We now use machinery to mass produce poi, but the ingredients remain simple, steamed kalo, and water. We do not add preservatives, nor do we pasteurize our product as this detracts from the nutritional value and the authentic flavor of the product.
Kalo, or taro (Colocasia Esculenta) is the staple carbohydrate of the traditional Hawaiian diet and was the centerpiece of highly productive agricultural systems throughout Hawaiʻi. Kalo is one of the most complex carbohydrates on earth. It is a crop that is found throughout the world, however, prior to western contact, Hawaiʻi was home to over 300 unique varieties that were grown in wet-land and dry-land environments. Of those native varieties, there are 87 unique varieties remaining today.
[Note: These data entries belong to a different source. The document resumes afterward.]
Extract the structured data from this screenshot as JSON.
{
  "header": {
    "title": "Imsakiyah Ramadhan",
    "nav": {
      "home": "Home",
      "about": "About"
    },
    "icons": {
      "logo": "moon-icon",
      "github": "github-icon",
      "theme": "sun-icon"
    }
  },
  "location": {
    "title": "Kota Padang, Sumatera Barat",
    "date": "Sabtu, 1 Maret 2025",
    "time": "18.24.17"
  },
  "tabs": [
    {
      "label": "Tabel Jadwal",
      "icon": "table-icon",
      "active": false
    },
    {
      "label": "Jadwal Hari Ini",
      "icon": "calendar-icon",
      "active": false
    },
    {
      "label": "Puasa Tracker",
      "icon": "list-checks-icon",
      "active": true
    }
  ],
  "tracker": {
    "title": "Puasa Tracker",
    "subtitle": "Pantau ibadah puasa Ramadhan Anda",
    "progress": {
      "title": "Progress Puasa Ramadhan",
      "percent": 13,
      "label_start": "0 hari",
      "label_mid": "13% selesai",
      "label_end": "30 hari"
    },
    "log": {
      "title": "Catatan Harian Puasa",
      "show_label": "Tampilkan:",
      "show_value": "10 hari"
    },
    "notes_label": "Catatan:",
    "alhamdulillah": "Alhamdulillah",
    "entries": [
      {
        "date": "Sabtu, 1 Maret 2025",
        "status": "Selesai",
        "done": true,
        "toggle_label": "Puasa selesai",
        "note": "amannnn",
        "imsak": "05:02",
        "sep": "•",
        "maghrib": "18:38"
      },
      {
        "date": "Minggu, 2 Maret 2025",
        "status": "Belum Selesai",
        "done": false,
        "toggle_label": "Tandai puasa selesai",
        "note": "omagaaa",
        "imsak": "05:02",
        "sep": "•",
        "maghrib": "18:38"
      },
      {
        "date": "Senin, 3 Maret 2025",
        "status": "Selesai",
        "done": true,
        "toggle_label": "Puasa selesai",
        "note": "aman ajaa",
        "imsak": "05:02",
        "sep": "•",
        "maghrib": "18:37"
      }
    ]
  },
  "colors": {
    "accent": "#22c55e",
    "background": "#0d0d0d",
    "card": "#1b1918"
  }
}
The indigenous Hawaiian people maximized the nutritional value of this crop by utilizing all parts of the plant and by preparing poi using the root. This prepartion consists of mashing steamed kalo and mixing it with water. Not only does this “stretch” the quantities for consumption but it also activates a fermentation process that enhances the nutritional value of the vitamin and nutrient crop.